Le processus consultatif scientifique pourrait comprendre cinq étapes :
Premièrement, la formulation d’une question : quelles sont les causes du ou des problème(s) ? Comme cette cause peut être multiforme, il faut faire appel à des experts multidisciplinaires pour analyser le problème et donner des conseils concrets au gouvernement.
Deuxièmement, la sélection des bons conseillers est essentielle pour que le gouvernement puisse bénéficier d’un avis éclairé. Dans le cas de l’Éthiopie, les comités consultatifs permanents sont sélectionnés par des fonctionnaires de haut niveau et se voient assigner des objectifs définis par le gouvernement. Ce fonctionnement peut néanmoins être biaisé et ne pas aboutir à la formulation de conseils appropriés si le comité consultatif ne sélectionne pas les bons experts du bon domaine. En outre, il affecte également l’indépendance des conseillers scientifiques, ce qui peut les conduire à donner des avis scientifiquement injustifiés et politiquement orientés.
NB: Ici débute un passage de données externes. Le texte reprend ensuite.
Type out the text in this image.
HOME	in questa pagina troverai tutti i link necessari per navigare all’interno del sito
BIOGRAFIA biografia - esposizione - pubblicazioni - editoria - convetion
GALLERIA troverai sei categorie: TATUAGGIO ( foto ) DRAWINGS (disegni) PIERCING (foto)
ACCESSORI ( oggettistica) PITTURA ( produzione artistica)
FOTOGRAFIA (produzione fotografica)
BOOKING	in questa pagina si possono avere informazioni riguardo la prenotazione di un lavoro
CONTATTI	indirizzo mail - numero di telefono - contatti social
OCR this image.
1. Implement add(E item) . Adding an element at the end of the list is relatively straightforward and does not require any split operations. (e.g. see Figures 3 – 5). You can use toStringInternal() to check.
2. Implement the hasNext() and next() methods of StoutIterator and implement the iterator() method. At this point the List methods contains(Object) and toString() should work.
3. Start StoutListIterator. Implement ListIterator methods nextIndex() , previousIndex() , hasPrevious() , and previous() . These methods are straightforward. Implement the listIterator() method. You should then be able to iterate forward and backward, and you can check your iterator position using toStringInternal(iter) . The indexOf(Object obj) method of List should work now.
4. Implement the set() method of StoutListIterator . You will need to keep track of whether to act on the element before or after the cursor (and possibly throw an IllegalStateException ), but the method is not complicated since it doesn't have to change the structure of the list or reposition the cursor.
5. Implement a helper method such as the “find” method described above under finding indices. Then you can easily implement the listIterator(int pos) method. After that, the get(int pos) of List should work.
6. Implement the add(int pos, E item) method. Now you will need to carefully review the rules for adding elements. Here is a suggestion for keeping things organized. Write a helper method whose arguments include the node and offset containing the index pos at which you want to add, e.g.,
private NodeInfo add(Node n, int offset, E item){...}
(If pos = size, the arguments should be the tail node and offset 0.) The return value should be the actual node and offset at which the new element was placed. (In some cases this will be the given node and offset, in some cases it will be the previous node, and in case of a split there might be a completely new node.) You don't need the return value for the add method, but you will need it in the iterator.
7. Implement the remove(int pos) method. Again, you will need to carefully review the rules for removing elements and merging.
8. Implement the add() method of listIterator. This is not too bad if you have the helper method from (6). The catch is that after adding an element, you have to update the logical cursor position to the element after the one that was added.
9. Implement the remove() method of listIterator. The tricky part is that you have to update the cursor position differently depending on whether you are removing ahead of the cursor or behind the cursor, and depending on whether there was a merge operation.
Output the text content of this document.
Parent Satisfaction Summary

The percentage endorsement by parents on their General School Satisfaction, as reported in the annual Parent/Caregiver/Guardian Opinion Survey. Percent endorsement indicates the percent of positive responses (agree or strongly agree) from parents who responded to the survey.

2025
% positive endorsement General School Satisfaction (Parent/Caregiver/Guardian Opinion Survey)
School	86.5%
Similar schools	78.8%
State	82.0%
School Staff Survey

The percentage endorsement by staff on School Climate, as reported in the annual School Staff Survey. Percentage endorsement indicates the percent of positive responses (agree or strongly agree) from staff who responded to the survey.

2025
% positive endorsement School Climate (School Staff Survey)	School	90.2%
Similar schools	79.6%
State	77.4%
Troisièmement, l’équilibre entre les points de vue et la compréhension des imprécisions sont importants dans la production d’avis scientifiques. Parvenir à un consensus sur les multiples aspects des différents domaines d’expertise et lever les éventuelles ambiguïtés est crucial pour la science quand elle est au service de la politique.
Quatrièmement, quelle que soit la qualité des avis scientifiques, ils ne sont utiles que s’ils sont correctement communiqués et défendus jusqu’à la disparition du dernier doute. En Éthiopie, beaucoup de résultats de recherche « dorment dans les tiroirs » des instituts et centres scientifiques. Il est donc nécessaire d’introduire progressivement une culture de la preuve en créant un lien durable entre la recherche et la politique et en renforçant la coopération entre les instituts de recherche et les universités.
Cinquièmement, l’évaluation de l’impact des avis scientifiques est une étape importante pour améliorer le processus consultatif et apprécier l’efficacité de ces conseils dans les résultats politiques. Tout dépend de la manière dont sont prodigués ces conseils. Il n’y a que peu de cas où le groupe consultatif a pu évaluer l’impact de ses avis scientifiques après leur mise en œuvre dans les processus et les résultats de l’élaboration des politiques.
Des données précises et de qualité permettant de parvenir à un consensus et de gérer les incertitudes doivent être mises à la disposition des décideurs sous une forme facilement compréhensible et qui leur permette de les utiliser dans l’élaboration des politiques. Pour résoudre les ambiguïtés et les défis liés à ce processus il faut :
- Présenter les preuves au public afin d’obtenir son soutien et sa confiance.
- Suivre une méthodologie claire pour évaluer la validité de la globalisation des données d’un contexte précis.
- Partager les priorités avec les chercheurs afin d’obtenir d’eux des preuves plus ciblées et plus exploitables.
- Apporter des preuves intelligibles au monde politique et ainsi combler le fossé entre les chercheurs et les décideurs.